L' »Axe de la résistance » : une renaissance inattendue
Cet « Axe de la résistance » — alliance informelle conçue par Téhéran après la guerre Iran-Irak des années 1980 en réponse à l' »Axe du mal » de George W. Bush — avait été jugé moribond depuis la guerre des douze jours, livrée contre l’Iran en juin dernier. Il réunit pourtant toujours une mosaïque de forces : du Hamas et du Jihad islamique palestinien au Hezbollah libanais, en passant par les Houthis du Yémen et des dizaines de milices irakiennes. Au total, l’Irak abrite quelque 80 organisations miliciennes chiites, représentant environ 235 000 combattants répondant directement aux ordres du guide suprême iranien.
Sa force réside précisément dans sa structure décentralisée : une alliance sans chaîne de commandement formelle, difficile à décapiter, capable de frapper simultanément sur plusieurs théâtres — perturbation du trafic en mer Rouge par les Houthis, tirs de roquettes depuis le Liban, attaques de drones en Irak.
La stratégie iranienne de l’embrasement
La mort du soldat Frion n’est pas un incident isolé. En seulement 24 heures, la région autonome du Kurdistan irakien a été ciblée par plus de 35 attaques par drone ou missile, selon le chef de cabinet du Premier ministre kurde. Une base italienne a également été visée jeudi, sans faire de victimes. En parallèle, la coalition américano-israélienne a procédé à des frappes aériennes contre plusieurs bases de milices pro-iraniennes dans le Nord irakien.
Cette escalade révèle la stratégie de Téhéran : incapable d’assumer une confrontation militaire directe avec les États-Unis et Israël, l’Iran entend multiplier les points de friction et élargir géographiquement le conflit, en impliquant des nations tierces — dont la France. En ciblant méthodiquement les intérêts occidentaux dans le Golfe et au-delà, le régime des mollahs mise sur l’usure et l’embourbement de ses adversaires.

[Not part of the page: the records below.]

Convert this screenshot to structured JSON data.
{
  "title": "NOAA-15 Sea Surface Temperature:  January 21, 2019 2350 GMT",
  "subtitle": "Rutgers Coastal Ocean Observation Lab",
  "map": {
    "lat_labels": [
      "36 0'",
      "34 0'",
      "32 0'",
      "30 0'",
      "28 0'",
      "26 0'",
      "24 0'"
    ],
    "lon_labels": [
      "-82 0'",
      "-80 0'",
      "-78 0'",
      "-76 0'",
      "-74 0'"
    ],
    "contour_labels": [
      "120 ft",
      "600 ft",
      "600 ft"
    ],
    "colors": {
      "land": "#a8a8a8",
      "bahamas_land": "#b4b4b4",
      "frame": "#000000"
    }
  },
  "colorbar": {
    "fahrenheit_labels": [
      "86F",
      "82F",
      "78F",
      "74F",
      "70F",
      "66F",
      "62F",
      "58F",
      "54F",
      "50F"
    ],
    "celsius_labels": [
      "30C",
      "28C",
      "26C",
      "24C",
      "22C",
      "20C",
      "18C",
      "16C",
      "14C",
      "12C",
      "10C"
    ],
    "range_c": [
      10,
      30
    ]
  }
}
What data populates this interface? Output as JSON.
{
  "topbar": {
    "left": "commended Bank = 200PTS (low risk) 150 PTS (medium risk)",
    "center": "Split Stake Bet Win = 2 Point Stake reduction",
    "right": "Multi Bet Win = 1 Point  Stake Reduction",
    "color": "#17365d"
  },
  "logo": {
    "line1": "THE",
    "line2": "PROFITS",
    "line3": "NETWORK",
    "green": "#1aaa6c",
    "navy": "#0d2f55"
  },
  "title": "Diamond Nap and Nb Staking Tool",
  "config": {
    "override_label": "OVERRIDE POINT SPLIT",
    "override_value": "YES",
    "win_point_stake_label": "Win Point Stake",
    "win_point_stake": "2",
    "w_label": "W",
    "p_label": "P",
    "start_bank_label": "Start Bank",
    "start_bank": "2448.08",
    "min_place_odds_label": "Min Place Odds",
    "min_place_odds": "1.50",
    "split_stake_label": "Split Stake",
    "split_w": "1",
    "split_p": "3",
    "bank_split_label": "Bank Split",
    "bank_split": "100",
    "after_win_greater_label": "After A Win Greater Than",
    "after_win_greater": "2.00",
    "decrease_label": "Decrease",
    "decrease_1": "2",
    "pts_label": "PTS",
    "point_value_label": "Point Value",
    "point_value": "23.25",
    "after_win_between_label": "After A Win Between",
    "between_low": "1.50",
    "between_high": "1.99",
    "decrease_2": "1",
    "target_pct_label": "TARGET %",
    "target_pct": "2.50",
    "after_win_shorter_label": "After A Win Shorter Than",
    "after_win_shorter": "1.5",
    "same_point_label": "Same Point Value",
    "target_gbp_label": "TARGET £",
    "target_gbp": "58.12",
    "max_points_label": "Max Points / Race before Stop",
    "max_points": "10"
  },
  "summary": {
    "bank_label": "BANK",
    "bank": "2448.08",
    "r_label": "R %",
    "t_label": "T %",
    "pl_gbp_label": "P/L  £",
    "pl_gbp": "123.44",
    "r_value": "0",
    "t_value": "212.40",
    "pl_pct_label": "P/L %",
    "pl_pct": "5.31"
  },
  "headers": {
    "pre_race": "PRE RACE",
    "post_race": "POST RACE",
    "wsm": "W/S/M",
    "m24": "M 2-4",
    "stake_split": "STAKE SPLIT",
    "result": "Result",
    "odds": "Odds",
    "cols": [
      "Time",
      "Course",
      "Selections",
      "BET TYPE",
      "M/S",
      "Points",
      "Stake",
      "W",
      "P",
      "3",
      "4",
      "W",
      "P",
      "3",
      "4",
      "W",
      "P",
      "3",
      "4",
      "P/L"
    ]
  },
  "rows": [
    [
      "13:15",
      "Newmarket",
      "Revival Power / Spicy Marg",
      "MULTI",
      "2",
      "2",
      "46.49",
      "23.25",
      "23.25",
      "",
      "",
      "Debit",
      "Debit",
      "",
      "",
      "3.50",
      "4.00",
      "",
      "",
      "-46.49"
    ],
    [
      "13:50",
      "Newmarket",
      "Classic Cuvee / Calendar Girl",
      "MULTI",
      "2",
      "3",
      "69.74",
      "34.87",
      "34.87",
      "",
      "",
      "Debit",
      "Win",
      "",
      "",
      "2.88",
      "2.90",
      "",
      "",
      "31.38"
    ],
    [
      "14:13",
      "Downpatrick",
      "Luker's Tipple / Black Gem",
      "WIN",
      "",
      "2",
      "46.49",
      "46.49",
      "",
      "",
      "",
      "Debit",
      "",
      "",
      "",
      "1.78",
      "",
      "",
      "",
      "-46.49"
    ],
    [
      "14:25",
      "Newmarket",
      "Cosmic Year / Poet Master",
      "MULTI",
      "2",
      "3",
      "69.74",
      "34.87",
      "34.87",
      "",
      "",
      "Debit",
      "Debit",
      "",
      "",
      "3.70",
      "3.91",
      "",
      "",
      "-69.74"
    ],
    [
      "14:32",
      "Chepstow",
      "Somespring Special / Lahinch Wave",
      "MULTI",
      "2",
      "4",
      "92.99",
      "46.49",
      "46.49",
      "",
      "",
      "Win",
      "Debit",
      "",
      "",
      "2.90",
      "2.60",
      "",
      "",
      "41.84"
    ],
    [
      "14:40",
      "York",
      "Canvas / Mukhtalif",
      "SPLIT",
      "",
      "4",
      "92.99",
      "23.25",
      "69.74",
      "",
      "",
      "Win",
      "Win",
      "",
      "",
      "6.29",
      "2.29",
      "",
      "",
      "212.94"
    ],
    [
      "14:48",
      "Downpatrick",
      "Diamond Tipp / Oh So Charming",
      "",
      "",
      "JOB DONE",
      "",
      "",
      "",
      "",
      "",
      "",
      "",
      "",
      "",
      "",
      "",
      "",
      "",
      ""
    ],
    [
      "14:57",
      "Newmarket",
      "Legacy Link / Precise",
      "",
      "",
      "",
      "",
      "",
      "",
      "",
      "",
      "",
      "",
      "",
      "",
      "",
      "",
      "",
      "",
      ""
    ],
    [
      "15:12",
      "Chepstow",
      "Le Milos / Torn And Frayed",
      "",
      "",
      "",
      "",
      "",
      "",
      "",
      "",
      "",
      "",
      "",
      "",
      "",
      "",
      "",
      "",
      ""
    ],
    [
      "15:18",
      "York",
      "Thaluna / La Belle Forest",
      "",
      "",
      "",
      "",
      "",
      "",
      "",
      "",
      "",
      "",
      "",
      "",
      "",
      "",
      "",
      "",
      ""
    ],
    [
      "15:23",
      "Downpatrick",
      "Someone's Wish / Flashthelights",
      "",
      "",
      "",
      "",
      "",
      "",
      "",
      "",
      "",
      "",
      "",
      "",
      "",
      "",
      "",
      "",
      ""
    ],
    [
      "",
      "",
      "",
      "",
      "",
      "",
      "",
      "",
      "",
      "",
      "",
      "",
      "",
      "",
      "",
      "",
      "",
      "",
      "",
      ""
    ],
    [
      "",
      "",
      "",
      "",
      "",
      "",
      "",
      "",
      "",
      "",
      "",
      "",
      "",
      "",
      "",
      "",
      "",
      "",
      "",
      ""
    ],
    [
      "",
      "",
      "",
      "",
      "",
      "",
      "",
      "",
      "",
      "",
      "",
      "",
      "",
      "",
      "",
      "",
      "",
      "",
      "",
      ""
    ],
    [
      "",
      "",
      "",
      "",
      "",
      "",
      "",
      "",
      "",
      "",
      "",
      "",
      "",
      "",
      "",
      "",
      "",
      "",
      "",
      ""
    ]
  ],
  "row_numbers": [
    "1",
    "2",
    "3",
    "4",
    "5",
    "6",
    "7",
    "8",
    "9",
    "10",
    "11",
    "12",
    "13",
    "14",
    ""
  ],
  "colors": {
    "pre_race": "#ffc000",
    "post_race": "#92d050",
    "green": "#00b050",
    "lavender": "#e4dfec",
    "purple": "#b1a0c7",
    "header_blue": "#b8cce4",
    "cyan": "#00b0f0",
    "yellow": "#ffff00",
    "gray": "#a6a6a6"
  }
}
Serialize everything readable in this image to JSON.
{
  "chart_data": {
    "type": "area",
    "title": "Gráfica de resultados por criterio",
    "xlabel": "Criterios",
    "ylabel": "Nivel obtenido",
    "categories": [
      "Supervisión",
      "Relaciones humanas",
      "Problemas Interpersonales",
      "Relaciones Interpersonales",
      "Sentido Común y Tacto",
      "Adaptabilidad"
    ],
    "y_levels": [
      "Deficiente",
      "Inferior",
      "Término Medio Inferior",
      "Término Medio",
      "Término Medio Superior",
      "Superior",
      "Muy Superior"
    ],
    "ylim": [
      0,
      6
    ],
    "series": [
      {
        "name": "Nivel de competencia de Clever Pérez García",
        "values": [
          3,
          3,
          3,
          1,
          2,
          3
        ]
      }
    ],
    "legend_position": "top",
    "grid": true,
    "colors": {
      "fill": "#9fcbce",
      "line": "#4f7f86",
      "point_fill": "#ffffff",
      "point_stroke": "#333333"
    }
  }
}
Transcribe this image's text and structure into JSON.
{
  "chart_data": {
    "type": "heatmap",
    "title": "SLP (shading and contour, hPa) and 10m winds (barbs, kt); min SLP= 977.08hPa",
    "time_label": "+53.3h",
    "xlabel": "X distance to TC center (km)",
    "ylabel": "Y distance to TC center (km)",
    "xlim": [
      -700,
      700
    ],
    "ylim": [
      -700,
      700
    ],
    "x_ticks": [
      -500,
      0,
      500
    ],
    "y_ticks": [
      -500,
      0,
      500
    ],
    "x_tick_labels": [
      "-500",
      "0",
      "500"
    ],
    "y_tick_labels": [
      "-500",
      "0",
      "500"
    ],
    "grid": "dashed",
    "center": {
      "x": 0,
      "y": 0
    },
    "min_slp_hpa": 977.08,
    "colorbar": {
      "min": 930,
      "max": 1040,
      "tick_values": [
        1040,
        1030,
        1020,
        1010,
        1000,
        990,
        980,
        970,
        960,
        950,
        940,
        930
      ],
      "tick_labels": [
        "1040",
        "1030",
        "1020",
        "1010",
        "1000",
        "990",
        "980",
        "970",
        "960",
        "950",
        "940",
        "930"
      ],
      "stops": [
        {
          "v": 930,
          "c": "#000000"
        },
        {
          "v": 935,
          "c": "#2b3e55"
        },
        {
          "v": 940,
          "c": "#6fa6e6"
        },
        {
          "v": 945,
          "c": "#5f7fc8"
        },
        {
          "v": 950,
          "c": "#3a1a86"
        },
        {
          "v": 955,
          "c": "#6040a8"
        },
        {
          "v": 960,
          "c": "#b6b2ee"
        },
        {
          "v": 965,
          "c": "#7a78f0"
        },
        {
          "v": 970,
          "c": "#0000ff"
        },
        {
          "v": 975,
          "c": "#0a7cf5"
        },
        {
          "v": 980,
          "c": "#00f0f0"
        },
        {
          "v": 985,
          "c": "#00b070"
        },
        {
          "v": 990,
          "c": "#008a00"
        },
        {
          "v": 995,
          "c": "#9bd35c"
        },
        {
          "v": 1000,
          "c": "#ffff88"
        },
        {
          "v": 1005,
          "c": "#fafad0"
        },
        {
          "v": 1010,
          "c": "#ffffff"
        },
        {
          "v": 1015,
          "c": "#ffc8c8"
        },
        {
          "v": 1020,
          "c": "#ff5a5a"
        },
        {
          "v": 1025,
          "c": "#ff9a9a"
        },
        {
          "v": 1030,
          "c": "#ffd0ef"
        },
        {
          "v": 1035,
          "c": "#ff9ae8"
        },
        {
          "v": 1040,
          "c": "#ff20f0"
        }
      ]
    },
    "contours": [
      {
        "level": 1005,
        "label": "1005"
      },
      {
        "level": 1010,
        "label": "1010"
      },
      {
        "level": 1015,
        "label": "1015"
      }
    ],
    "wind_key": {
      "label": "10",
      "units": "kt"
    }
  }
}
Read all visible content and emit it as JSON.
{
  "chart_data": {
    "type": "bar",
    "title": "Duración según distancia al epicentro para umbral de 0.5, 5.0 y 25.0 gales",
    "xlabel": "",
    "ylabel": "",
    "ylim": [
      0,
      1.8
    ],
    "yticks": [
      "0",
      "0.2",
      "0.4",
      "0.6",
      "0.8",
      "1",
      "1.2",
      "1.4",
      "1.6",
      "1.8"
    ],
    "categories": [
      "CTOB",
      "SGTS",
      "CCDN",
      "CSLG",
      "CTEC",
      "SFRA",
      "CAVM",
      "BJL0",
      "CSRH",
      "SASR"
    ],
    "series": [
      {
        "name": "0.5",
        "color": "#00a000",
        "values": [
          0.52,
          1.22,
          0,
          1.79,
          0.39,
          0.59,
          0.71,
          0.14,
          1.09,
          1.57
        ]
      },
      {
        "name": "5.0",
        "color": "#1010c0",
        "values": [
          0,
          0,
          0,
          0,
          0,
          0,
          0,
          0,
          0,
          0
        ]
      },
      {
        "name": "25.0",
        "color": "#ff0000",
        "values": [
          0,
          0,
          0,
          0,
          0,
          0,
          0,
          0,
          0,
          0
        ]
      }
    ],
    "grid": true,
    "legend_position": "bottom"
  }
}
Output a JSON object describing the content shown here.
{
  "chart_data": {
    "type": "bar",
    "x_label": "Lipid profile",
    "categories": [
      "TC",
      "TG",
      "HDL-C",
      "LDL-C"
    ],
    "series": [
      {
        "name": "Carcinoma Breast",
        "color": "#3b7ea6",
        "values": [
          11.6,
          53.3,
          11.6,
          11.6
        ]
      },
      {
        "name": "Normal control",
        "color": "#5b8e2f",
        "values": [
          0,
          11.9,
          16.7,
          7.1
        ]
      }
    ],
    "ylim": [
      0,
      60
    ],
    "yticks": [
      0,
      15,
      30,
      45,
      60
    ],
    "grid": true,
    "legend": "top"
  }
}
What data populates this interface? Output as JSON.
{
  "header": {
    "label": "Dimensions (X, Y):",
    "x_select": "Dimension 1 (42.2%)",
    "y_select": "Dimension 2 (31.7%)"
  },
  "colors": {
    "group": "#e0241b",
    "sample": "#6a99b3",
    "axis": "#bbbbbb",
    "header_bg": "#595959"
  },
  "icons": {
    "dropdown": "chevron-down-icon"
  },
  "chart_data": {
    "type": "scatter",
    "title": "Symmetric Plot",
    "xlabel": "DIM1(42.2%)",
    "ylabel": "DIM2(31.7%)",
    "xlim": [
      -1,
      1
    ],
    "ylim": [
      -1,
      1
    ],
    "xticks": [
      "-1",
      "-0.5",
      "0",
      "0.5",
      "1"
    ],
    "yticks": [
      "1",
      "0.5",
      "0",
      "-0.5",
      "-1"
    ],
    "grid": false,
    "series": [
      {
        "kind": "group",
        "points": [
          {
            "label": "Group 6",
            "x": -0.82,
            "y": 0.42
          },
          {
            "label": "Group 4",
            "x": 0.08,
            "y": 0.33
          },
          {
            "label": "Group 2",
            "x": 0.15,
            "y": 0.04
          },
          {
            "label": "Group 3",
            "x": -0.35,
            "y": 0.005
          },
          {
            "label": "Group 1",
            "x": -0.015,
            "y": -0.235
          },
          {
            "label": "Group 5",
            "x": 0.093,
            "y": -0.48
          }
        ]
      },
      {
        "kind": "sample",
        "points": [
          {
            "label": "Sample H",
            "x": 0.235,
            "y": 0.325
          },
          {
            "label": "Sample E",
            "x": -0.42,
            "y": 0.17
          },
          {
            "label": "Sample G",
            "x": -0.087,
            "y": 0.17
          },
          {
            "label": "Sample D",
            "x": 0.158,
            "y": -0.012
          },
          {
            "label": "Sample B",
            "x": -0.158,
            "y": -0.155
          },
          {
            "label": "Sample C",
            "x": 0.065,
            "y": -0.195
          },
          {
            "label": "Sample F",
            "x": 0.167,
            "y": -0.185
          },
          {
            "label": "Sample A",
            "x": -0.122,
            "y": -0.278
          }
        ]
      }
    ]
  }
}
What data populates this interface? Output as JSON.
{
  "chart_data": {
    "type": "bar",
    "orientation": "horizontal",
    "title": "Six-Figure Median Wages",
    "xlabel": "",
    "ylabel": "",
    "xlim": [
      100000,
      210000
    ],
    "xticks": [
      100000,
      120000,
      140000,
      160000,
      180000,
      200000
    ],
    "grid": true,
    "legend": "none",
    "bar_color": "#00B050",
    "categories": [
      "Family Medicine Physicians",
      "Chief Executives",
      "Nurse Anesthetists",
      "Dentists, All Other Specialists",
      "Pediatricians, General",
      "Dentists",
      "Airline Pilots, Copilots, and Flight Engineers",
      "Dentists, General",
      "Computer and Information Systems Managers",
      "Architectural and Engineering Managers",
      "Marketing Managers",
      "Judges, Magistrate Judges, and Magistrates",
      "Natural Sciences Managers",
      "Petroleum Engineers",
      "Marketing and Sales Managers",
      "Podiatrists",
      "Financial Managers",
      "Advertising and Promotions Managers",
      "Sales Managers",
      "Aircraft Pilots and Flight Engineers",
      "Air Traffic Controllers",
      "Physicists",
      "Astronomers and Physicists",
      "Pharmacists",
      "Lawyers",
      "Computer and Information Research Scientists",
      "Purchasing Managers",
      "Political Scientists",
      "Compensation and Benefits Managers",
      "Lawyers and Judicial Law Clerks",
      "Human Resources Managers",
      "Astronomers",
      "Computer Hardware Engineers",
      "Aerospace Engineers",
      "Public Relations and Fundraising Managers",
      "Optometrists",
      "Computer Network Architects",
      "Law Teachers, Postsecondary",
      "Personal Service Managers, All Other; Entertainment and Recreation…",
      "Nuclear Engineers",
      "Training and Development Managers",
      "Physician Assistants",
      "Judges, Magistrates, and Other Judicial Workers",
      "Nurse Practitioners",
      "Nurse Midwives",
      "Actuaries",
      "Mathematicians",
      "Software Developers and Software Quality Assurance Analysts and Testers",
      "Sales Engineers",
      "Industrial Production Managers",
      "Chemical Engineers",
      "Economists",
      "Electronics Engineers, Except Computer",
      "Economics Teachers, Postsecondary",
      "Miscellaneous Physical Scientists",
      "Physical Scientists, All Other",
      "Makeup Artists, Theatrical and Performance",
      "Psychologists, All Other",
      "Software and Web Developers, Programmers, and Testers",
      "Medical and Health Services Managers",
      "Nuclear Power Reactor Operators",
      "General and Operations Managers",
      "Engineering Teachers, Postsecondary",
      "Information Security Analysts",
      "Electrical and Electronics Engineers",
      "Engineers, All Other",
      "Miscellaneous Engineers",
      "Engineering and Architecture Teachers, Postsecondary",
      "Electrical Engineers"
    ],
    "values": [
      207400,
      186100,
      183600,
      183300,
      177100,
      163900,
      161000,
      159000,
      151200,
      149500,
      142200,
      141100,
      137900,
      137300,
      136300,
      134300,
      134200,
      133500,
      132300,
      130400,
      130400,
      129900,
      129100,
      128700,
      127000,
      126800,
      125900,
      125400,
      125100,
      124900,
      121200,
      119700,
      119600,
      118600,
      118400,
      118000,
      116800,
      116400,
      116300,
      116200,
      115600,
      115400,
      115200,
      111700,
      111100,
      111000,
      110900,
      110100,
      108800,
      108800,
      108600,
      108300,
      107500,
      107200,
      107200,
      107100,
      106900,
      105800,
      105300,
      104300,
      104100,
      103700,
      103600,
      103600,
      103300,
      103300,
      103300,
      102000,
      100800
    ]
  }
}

Paris, qui avait jusqu’ici mis en avant le « rôle défensif » de son dispositif — frégates et porte-hélicoptères amphibies — se trouve désormais face à un choix stratégique difficile : assumer une présence militaire accrue au risque d’en payer un prix humain croissant, ou réviser sa posture dans une région où la guerre change de visage de jour en jour.
C’est avec une profonde tristesse que le 7e Bataillon de chasseurs alpins vous partage le décès de l’adjudant-chef Arnaud Frion, mort pour la France dans l’accomplissement de sa mission le 12 mars 2026 en Irak. pic.twitter.com/5x4VhY3aZj
— 7e bataillon de chasseurs alpins (@7e_bca) March 13, 2026
L’adjudant-chef Arnaud Frion du 7ème bataillon de chasseurs alpins de Varces est mort pour la France lors d’une attaque dans la région d’Erbil en Irak.
À sa famille, à ses frères d’armes, je veux dire toute l’affection et la solidarité de la Nation.